The family fled to a nearby village, and then another, and then another.
“It was as if the war was following us,” she says. “Every time we had to move, I was so afraid for my girls because armed men would rape young women in front of their parents. I knew what happened to one of my closest friends. She was pregnant when she was raped. They ripped open her belly and cut her baby to pieces.”
The family later fled to Jordan, where Umm Mohammed’s husband began to work illegally to provide for them.
“He took on everything he could find: construction, selling vegetables. But he was caught and they sent him back to Syria,” she says. “That was in December 2014. I haven’t had any news from him since. There are rumours that he left for Europe, but we don’t know if that’s true.”

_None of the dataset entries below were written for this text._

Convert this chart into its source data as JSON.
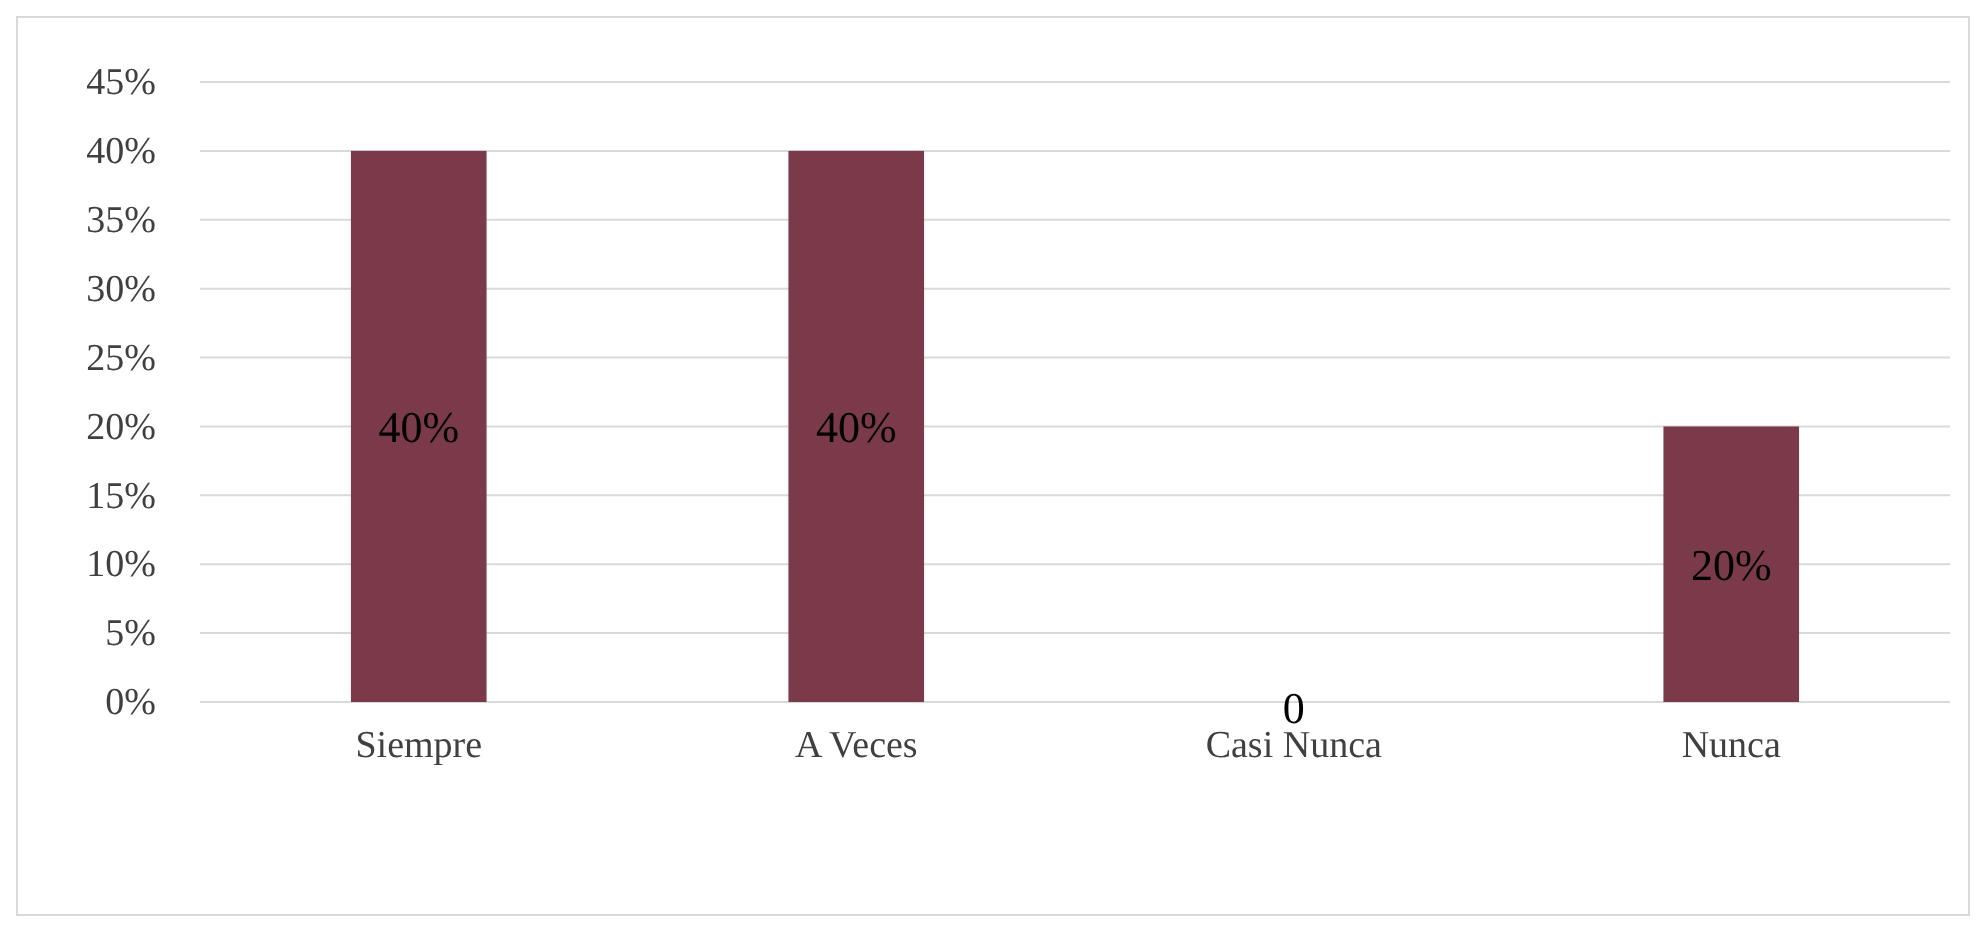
{
  "chart_data": {
    "type": "bar",
    "categories": [
      "Siempre",
      "A Veces",
      "Casi Nunca",
      "Nunca"
    ],
    "values": [
      40,
      40,
      0,
      20
    ],
    "color": "#7b3a4a",
    "value_labels": [
      "40%",
      "40%",
      "0",
      "20%"
    ],
    "ylim": [
      0,
      45
    ],
    "yticks": [
      {
        "value": 0,
        "label": "0%"
      },
      {
        "value": 5,
        "label": "5%"
      },
      {
        "value": 10,
        "label": "10%"
      },
      {
        "value": 15,
        "label": "15%"
      },
      {
        "value": 20,
        "label": "20%"
      },
      {
        "value": 25,
        "label": "25%"
      },
      {
        "value": 30,
        "label": "30%"
      },
      {
        "value": 35,
        "label": "35%"
      },
      {
        "value": 40,
        "label": "40%"
      },
      {
        "value": 45,
        "label": "45%"
      }
    ],
    "grid": "y"
  }
}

One of her teenage daughters enters the room with a tray of coffee. Asked about her father, she smiles shyly and says she is sure that one day she will see him again.

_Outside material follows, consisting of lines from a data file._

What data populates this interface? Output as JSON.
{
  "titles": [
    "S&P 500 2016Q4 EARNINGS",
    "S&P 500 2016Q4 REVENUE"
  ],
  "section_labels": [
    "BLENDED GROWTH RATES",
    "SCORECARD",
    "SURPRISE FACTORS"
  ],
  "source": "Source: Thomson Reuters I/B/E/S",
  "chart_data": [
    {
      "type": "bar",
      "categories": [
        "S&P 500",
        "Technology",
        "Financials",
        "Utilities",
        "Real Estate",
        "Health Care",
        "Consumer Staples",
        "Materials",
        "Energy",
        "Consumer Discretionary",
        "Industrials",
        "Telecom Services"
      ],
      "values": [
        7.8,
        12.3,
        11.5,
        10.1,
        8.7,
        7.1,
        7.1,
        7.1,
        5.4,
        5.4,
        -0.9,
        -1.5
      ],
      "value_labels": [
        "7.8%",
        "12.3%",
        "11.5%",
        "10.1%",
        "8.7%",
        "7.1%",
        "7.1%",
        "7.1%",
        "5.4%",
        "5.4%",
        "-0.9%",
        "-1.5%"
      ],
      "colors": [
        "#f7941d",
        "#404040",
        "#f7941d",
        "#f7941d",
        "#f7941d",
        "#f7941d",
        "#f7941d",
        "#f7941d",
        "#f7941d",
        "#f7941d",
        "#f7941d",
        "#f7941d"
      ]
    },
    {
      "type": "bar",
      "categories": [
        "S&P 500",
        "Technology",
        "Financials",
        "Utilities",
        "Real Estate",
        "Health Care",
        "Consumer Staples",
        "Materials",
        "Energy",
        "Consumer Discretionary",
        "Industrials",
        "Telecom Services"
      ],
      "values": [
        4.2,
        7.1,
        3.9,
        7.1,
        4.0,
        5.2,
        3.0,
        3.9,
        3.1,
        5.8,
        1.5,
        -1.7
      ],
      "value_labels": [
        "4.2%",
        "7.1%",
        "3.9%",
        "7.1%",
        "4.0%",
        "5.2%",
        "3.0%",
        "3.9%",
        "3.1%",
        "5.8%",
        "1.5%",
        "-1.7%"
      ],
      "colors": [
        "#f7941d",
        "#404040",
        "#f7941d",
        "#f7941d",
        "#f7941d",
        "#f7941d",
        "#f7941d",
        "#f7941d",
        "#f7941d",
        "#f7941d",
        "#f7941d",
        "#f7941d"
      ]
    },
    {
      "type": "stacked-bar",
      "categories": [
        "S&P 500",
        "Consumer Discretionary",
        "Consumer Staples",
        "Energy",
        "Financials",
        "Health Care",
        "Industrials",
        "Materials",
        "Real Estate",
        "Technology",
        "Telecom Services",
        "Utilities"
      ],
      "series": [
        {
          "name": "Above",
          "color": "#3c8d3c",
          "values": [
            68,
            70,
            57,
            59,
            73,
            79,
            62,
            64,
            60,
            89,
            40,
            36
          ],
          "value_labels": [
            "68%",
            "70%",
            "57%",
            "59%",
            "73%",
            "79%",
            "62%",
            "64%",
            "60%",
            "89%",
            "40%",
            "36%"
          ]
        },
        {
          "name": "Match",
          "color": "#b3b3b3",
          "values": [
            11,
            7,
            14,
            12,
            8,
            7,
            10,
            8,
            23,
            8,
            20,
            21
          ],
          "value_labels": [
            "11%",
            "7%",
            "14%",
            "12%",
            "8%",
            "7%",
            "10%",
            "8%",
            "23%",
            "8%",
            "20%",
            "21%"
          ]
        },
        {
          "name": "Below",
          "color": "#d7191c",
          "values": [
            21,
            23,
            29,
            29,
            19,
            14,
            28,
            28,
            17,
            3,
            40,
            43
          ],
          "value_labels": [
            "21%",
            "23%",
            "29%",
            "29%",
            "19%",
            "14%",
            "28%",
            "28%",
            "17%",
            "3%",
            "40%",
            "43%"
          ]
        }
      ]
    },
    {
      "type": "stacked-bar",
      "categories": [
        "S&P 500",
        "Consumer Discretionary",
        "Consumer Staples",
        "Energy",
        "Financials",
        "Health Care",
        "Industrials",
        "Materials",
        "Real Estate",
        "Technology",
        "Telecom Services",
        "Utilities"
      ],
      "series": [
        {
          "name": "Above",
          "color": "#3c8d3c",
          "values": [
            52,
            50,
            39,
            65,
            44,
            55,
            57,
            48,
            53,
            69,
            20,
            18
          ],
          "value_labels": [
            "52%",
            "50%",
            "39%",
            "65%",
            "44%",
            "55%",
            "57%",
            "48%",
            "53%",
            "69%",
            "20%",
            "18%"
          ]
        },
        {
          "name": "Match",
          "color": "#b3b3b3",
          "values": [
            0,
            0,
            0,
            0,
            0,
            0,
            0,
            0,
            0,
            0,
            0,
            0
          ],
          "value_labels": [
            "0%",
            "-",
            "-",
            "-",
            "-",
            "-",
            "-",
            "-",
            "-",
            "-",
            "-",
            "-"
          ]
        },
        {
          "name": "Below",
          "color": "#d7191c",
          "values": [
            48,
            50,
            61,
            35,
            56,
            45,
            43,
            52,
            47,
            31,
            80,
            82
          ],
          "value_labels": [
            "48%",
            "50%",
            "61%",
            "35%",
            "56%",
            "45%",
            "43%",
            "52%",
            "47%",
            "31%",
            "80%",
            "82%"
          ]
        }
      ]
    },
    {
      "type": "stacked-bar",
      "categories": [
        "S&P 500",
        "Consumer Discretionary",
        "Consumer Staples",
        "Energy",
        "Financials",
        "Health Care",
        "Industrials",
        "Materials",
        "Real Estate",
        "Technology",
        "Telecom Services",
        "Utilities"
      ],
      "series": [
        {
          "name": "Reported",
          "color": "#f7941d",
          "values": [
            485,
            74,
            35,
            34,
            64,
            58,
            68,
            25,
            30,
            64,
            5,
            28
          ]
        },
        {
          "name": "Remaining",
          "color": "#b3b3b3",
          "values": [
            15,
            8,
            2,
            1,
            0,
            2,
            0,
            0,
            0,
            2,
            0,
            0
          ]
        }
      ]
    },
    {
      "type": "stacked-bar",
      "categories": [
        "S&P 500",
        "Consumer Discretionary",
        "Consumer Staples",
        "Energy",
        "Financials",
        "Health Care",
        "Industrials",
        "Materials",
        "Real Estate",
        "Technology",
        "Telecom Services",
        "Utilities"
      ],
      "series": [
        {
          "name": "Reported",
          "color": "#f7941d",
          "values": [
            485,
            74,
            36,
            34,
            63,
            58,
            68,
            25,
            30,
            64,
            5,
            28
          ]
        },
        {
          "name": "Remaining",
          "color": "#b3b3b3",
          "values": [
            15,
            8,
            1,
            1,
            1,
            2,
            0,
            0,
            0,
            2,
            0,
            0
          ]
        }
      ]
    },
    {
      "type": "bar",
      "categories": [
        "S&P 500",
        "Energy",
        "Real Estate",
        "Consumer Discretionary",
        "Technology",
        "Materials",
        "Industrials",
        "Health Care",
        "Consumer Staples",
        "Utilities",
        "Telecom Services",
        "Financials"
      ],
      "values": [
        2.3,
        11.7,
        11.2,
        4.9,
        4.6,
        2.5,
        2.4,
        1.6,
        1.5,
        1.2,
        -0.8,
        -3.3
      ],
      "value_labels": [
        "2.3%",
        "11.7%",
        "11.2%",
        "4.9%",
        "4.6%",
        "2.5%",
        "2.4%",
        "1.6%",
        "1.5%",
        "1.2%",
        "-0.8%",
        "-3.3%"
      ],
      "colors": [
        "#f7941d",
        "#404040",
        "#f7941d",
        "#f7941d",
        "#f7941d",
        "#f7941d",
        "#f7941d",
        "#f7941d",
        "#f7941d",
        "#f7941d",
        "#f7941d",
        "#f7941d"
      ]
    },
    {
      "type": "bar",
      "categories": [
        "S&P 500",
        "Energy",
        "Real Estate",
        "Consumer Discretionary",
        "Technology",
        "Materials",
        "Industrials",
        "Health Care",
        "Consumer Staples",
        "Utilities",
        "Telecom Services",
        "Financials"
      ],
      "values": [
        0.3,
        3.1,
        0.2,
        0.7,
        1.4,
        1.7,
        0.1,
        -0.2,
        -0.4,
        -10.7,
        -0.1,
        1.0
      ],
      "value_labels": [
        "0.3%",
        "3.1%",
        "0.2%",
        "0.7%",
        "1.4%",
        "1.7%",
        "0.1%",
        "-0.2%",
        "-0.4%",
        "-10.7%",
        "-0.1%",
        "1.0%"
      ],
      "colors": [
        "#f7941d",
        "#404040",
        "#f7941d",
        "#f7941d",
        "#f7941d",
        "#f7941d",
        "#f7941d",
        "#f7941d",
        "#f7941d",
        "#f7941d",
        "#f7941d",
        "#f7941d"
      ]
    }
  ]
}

“He was a caring and loving man,” Umm Mohammed says. “We are Bedouins, and for a Bedouin wife, the house is her kingdom. The woman does the housekeeping; the man provides the bread. My husband always looked after us very well, but now I am alone. The responsibility weighs heavily on me.”

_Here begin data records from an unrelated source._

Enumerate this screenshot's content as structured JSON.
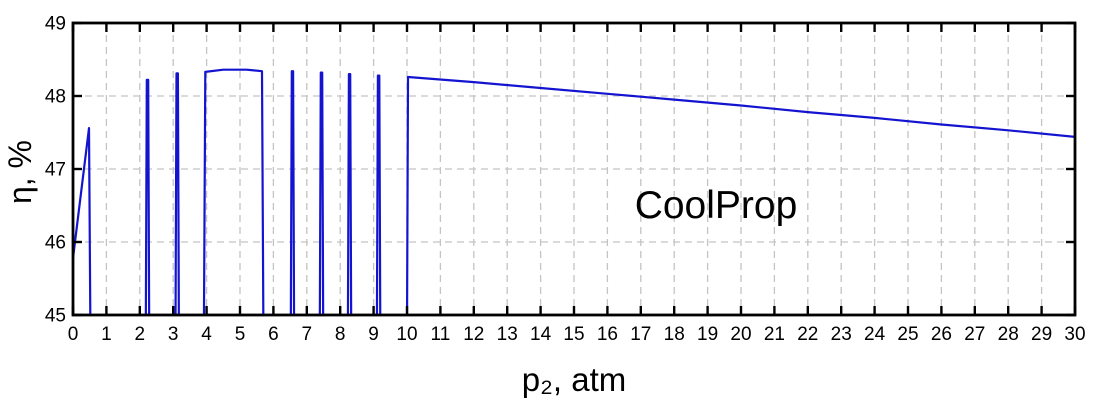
{
  "chart_data": {
    "type": "line",
    "title": "",
    "xlabel": "p₂, atm",
    "ylabel": "η, %",
    "xlim": [
      0,
      30
    ],
    "ylim": [
      45,
      49
    ],
    "grid": "dashed light-gray, every 1 unit on both axes, ticks inward on all four box sides",
    "legend": "none",
    "background": "#ffffff",
    "annotation": {
      "text": "CoolProp",
      "x": 19.3,
      "y": 46.5
    },
    "x_ticks": [
      0,
      1,
      2,
      3,
      4,
      5,
      6,
      7,
      8,
      9,
      10,
      11,
      12,
      13,
      14,
      15,
      16,
      17,
      18,
      19,
      20,
      21,
      22,
      23,
      24,
      25,
      26,
      27,
      28,
      29,
      30
    ],
    "x_tick_labels": [
      "0",
      "1",
      "2",
      "3",
      "4",
      "5",
      "6",
      "7",
      "8",
      "9",
      "10",
      "11",
      "12",
      "13",
      "14",
      "15",
      "16",
      "17",
      "18",
      "19",
      "20",
      "21",
      "22",
      "23",
      "24",
      "25",
      "26",
      "27",
      "28",
      "29",
      "30"
    ],
    "y_ticks": [
      45,
      46,
      47,
      48,
      49
    ],
    "y_tick_labels": [
      "45",
      "46",
      "47",
      "48",
      "49"
    ],
    "clipped_at_ymin": true,
    "series": [
      {
        "name": "efficiency-curve",
        "color": "#1414d0",
        "line_width": 2.2,
        "segments": [
          [
            [
              0,
              45.78
            ],
            [
              0.48,
              47.56
            ],
            [
              0.52,
              44.8
            ]
          ],
          [
            [
              2.18,
              44.8
            ],
            [
              2.21,
              48.22
            ],
            [
              2.25,
              48.22
            ],
            [
              2.28,
              44.8
            ]
          ],
          [
            [
              3.07,
              44.8
            ],
            [
              3.1,
              48.31
            ],
            [
              3.14,
              48.31
            ],
            [
              3.17,
              44.8
            ]
          ],
          [
            [
              3.92,
              44.8
            ],
            [
              3.96,
              48.33
            ],
            [
              4.5,
              48.36
            ],
            [
              5.2,
              48.36
            ],
            [
              5.66,
              48.34
            ],
            [
              5.7,
              44.8
            ]
          ],
          [
            [
              6.52,
              44.8
            ],
            [
              6.55,
              48.34
            ],
            [
              6.59,
              48.34
            ],
            [
              6.62,
              44.8
            ]
          ],
          [
            [
              7.39,
              44.8
            ],
            [
              7.42,
              48.32
            ],
            [
              7.46,
              48.32
            ],
            [
              7.49,
              44.8
            ]
          ],
          [
            [
              8.23,
              44.8
            ],
            [
              8.26,
              48.3
            ],
            [
              8.3,
              48.3
            ],
            [
              8.33,
              44.8
            ]
          ],
          [
            [
              9.1,
              44.8
            ],
            [
              9.13,
              48.28
            ],
            [
              9.17,
              48.28
            ],
            [
              9.2,
              44.8
            ]
          ],
          [
            [
              10.0,
              44.8
            ],
            [
              10.03,
              48.26
            ],
            [
              12,
              48.19
            ],
            [
              14,
              48.11
            ],
            [
              16,
              48.03
            ],
            [
              18,
              47.95
            ],
            [
              20,
              47.87
            ],
            [
              22,
              47.78
            ],
            [
              24,
              47.7
            ],
            [
              26,
              47.61
            ],
            [
              28,
              47.53
            ],
            [
              30,
              47.44
            ]
          ]
        ]
      }
    ]
  }
}
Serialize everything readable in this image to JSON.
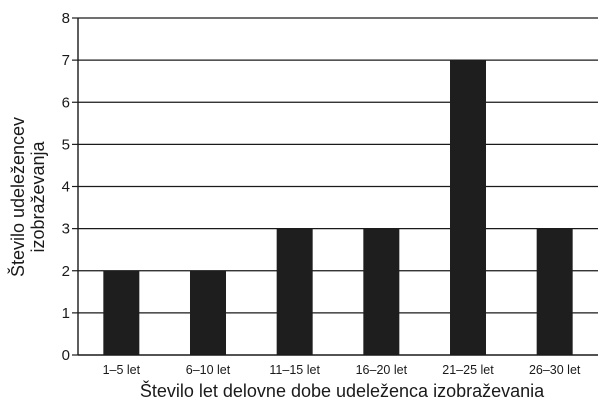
{
  "chart_data": {
    "type": "bar",
    "title": "",
    "xlabel": "Število let delovne dobe udeleženca izobraževania",
    "ylabel_lines": [
      "Število udeležencev",
      "izobraževanja"
    ],
    "categories": [
      "1–5 let",
      "6–10 let",
      "11–15 let",
      "16–20 let",
      "21–25 let",
      "26–30 let"
    ],
    "values": [
      2,
      2,
      3,
      3,
      7,
      3
    ],
    "ylim": [
      0,
      8
    ],
    "yticks": [
      0,
      1,
      2,
      3,
      4,
      5,
      6,
      7,
      8
    ],
    "grid": true,
    "legend": "none",
    "colors": {
      "bar": "#1e1e1e",
      "grid": "#1a1a1a",
      "axis": "#1a1a1a"
    }
  }
}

Since her husband left, she says she has started wearing a full face veil. “I have never worn it in Syria, but now I do. As a single woman, I feel I have to protect myself.”
To earn a bit of money, Umm Mohammed cleans staircases in buildings, but often, she has to beg neighbours for something to eat.
“They gave us the cushions we are now sitting on and the breakfast we had this morning. I now am a burden for other people,” she says, dabbing at her eyes.
“It’s so hard to accept. I have lost all hope. If the war ever stops, it will at least take 50 years to rebuild Syria – and it will never be like it was.”
‘My heart is broken’
In Deraa, Syria, Shemkha had a farm where her family grew tomatoes, cucumbers and eggplants.
“We built our house there. We had everything,” Shemkha says. “But now we have nothing.”
Shemkha now lives with two of her sons, their wives and seven children in a small, dilapidated house in a village in northern Jordan.
She is 57, but her weathered face appears older under her black and white headscarf. All her front teeth are missing, smashed out by armed men “when they arrested my four sons” for no apparent reason, she says. “I ran after them.”
After two months, two of her sons returned home. The third disappeared; she has not heard from him since. The fourth died, she was told. She shows a photograph of the young man with a serious look on his face.
“My heart is broken,” she says. “I don’t know what happened to him. Did he die from torture? I know what they do to people in prison. My sons told me they were tortured. They are still psychologically affected by what they went through.”
As she speaks, her grandchildren run around the room, playing and laughing. A daughter-in-law serves coffee with a friendly smile. A neighbour comes in with her baby, just to say hello. After her sons returned from prison in 2012, Shemkha says the family decided to flee to Jordan. At first, they took shelter at the Zaatari refugee camp, but after four months, the circumstances were so bad that they opted to leave again.
“It was hell. The camp was very dirty; there was this terrible smell,” Shemkha says. “At night, it was freezing cold. There were rats and snakes; there was hardly any water. Women and men had to use the same bathrooms, and this is very dangerous for women.”
After they left Zaatari, the family spent two years moving from one house to another until landing in this sleepy village near the city of Irbid. The World Food Programme gives them $140 each month and the NGO Medair gives them some additional cash assistance – but with 12 mouths to feed and an additional $180 owing in monthly rent, it has become increasingly difficult to survive.
“We are grateful that Jordan is so generous to allow us to live here,” Shemkha says. “But our situation is very difficult. If one of us gets sick, we can’t afford to buy medication.
“I try to be as strong as I can, but it worries me so much.”